S. João foi o último apóstolo. Ele faz referência a Roma, cidade na qual morreu S. Pedro.
Em Roma há a teoria do gnosticismo que reduz o cristianismo a uma mera corrente filosófica. É uma visão negativa da matéria que faz de Jesus um ente divino, desprovido de humanidade e coloca-o quase como uma teoria questionando “como é que um Deus pode chegar à humilhação da condição humana?”.
É então que, através da reflexão sobre o mistério de Deus, que nasce a teologia.
Inicialmente, limitava-se a um entabulamento com os gregos e os romanos, povos com conhecimento, porque o cristianismo, inicialmente era só para escravos e pessoas destinadas a trabalhos braçais.
S. Justino era filósofo de profissão em Roma.
Até ao século VI, a dicotomia cultura clássica/cristianismo vem trazer um novo desafio à Igreja católica, obriga a Igreja a repensar-se e, também nessa época, dá-se o aparecimento de novas heresias ligadas primeiro à compreensão de Jesus (séc. III), depois à relação de Jesus no seio da Santíssima Trindade e, finalmente, nos séculos IV e V, ao Espírito Santo. Basta, para isso, verificar que ainda hoje, quando se canta a “Glória” (hino do século II que teria sido cantado pelos anjos no nascimento de Jesus), quase não se dá importância ao Espírito Santo.

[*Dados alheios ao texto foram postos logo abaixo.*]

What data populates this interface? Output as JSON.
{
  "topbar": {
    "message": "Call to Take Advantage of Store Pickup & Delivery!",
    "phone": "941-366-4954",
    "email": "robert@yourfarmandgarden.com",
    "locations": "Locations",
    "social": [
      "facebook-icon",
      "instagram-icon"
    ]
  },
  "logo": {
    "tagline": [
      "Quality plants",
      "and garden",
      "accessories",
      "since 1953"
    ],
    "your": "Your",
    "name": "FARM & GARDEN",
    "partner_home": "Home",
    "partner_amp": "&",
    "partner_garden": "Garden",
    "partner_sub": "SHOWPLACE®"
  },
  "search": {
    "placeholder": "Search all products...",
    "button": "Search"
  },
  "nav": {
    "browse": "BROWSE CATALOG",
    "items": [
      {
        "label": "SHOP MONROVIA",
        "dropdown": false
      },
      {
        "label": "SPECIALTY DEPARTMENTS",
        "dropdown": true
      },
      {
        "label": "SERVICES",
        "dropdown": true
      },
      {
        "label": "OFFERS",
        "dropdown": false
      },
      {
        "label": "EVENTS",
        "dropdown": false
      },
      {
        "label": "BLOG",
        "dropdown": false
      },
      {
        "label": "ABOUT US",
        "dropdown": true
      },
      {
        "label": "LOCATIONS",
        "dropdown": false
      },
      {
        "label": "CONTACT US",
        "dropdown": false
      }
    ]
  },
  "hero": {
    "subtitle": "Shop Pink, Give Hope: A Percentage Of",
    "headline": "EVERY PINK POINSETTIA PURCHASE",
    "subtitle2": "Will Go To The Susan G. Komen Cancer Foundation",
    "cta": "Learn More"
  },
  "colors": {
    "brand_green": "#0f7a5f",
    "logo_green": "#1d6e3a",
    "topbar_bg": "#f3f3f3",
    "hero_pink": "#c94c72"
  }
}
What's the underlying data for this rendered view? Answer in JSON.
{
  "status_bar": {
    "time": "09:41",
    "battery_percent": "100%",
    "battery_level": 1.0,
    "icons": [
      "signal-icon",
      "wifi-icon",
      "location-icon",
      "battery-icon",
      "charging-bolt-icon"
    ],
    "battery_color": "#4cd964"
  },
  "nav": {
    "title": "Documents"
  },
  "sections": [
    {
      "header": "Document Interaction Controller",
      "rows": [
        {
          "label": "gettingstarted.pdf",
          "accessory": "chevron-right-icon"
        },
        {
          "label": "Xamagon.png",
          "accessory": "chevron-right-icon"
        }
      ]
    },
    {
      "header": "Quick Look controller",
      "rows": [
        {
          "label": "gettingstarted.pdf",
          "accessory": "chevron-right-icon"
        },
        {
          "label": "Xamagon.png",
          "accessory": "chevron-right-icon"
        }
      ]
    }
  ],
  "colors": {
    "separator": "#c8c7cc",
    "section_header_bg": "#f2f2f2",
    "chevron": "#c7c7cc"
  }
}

Durante o Renascimento, com Descartes, por exemplo, o homem é divido em duas partes: A parte boa, consistindo na alma/espírito; e a parte má sendo o corpo (é daí que vêm os castigos corporais!).
A Igreja vive perseguida e não é aceite no Império Romano e se, no início, os cristãos eram perseguidos sem razão, começam agora a aparecer justificações jurídicas para as perseguições dos cristãos. Eles iam contra a lei porque não prestavam veneração ao imperador que, para os romanos, era o representante dos deuses na terra; e não colocavam incenso no altar como oferenda aos deuses.
Até à paz de Constantino, houve dez grandes perseguições aos cristãos. Não era público poder ser-se cristão e, além disso, não tinham templo. Eram acusados de serem “uma cambada porque não têm Deus, são ateus”, além disso, não tinham templo, nem altar, nem sacrifícios como nas religiões antigas (politeístas).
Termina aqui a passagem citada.